Recruitment is also about screening for potential, and not just for finding finished products.
There’s a tendency when advertising open positions to describe not just an ideal candidate, but an idealised one (“The preferred applicant should have…”).
But people or places which bang on about how world class they are and how amazing they are and how unbelievably scarily talented their desired applicants are should perhaps ask themselves if they’re missing the point: wouldn’t it be better to broadcast how good they are at turning people into great scientists, instead of badass slogans suggesting that great scientists are the only people they’re interested in recruiting?
Such behaviour can often betray a lack of assurance on the part of the recruiter – younger and less confident people or institutions, anxious to prove themselves, overcompensate by insisting they’ve got tough, world-class standards, instead of signalling that they’re on the lookout for promising raw material. But even established places with all the benefits that the Matthew Effect can bring are guilty of making the same appeals to some kind of supernatural competence that’s going to select more for confidence than for aptitude. They may as well flash a big sign saying “humble people and anyone with imposter syndrome need not apply”.
You can be selective without scaring the shit out of prospective applicants – you just have to be clear (to yourself, and to the wider world) what it is that you’re looking for.
Anybody with experience of supervision can quickly identify what marks out promising candidates. Curiosity. Clarity of thought. The ability to take pleasure in the minutiae of data generation and protocol optimisation. Perseverance and determination. Intellectual rigour. Creativity. The capability to ask questions, and not accept facile answers. A capacity for critical thinking. And an ability to engage imaginatively with theoretical concepts.

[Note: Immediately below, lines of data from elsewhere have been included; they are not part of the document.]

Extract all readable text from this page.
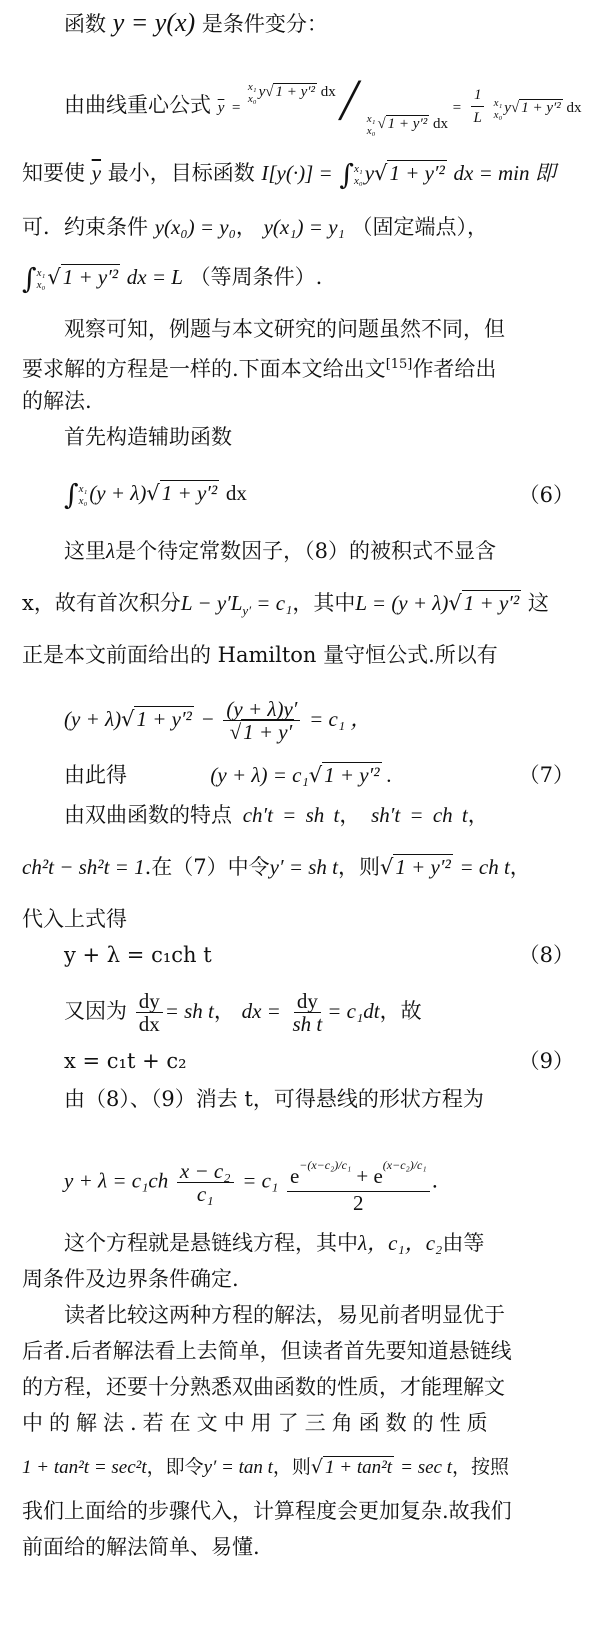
函数 y = y(x) 是条件变分：
由曲线重心公式 $\overline{y}$ =
$^{x_1 x_0 y√ 1 + y'^2 dx}$ ╱ $_{x_1 x_0 √ 1 + y'^2 dx} = \frac{1}{L}$
x₁
x₀ y√ 1 + y′² dx
知要使 $\overline{y}$ 最小，目标函数 I[y(·)] = ∫ x₁
x₀ y√1 + y′² dx = min 即
可．约束条件 y(x₀) = y₀， y(x₁) = y₁ （固定端点），
∫ x₁
x₀ √1 + y′² dx = L （等周条件）.
观察可知，例题与本文研究的问题虽然不同，但
要求解的方程是一样的.下面本文给出文[15]作者给出
的解法.
首先构造辅助函数
∫ x₁
x₀ (y + λ)√1 + y′² dx	（6）
这里λ是个待定常数因子，（8）的被积式不显含
x，故有首次积分$L - y'L_{y'} = c_1$，其中L = (y + λ)√1 + y′² 这
正是本文前面给出的 Hamilton 量守恒公式.所以有
$(y + \lambda)√1 + y'^2 - \frac{(y + \lambda)y'}{√1 + y'} = c_1$ ，
由此得	(y + λ) = c₁√1 + y′² .	（7）
由双曲函数的特点 ch′t = sh t， sh′t = ch t，
ch²t − sh²t = 1.在（7）中令y′ = sh t，则√1 + y′² = ch t，
代入上式得
y + λ = c₁ch t	（8）
又因为 $\frac{dy}{dx}$ = sh t， dx = $\frac{dy}{\text{sh t}} = c_1dt$，故
x = c₁t + c₂	（9）
由（8）、（9）消去 t，可得悬线的形状方程为
$y + \lambda = c_1ch \frac{\text{x − c₂}}{\text{c₁}} = c_1 \frac{e^{-(x-c_2)/c_1} + e^{(x-c_2)/c_1}}{2}$ .
这个方程就是悬链线方程，其中λ，c₁，c₂由等
周条件及边界条件确定.
读者比较这两种方程的解法，易见前者明显优于
后者.后者解法看上去简单，但读者首先要知道悬链线
的方程，还要十分熟悉双曲函数的性质，才能理解文
中的解法.若在文中用了三角函数的性质
1 + tan²t = sec²t，即令y′ = tan t，则√ 1 + tan²t = sec t，按照
我们上面给的步骤代入，计算程度会更加复杂.故我们
前面给的解法简单、易懂.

Very few students will have had the opportunity to demonstrate all those things, but some will stand out regardless of their educational circumstances. And none of those skills relies on an ironclad self-belief in one’s own “excellence” – confidence is definitely something that’s better gained from experience, rather than being innate. Any mentor can affirm that the best people to supervise are ones who are better than they think they are, rather than those who think they’re better than they actually are.
It is obviously desirable if people/employers are using metrics and grading applicants by categories instead of relying on intuition – the latter produces far too much subconscious bias, and tends to reinforce privilege. But badly-designed metrics (woolly superlatives like “excellence” being the classic example) also carry the risk of creating a veneer of impartial respectability to selection processes that are simply breeding spaces for outgroup discrimination.
You should be using metrics that will guide you to the right candidates, but these should be the candidates with the most potential, and not simply the ones who are most like you or the institution you’re in.
Repeatedly promoting from within stifles diversity. People who have come through a similar system are known quantities, and will therefore feel like less of a risk – but this may reflect a lack of self-awareness as to what qualities are actually being promoted or sought after. Groups and institutions need the plurality that recruiting from outside brings. Otherwise, they’re just creating philosophical echo chambers in which assumptions are seldom challenged.
Recruiting in this way isn’t easy – it’s far simpler to fall back on lazy assumptions of worth and fill places with a bunch of androids that have all come off the same assembly line. And identifying potential means thinking of ways to screen for aptitude that don’t suffer from generalisations of the type alluded to above. Integration might initially be less straightforward too.
But all that hassle is worth it. It’s the means to creating an intellectually diverse, lively, and welcoming environment in which people with perhaps radically different backgrounds can be bound together by their shared academic capabilities, and inspire, stimulate, and synergise one another.
The best advert for a place’s culture is to say “Don’t think of our reputation as showing what we expect of you, but rather what we can do for you.” That’s the real difference.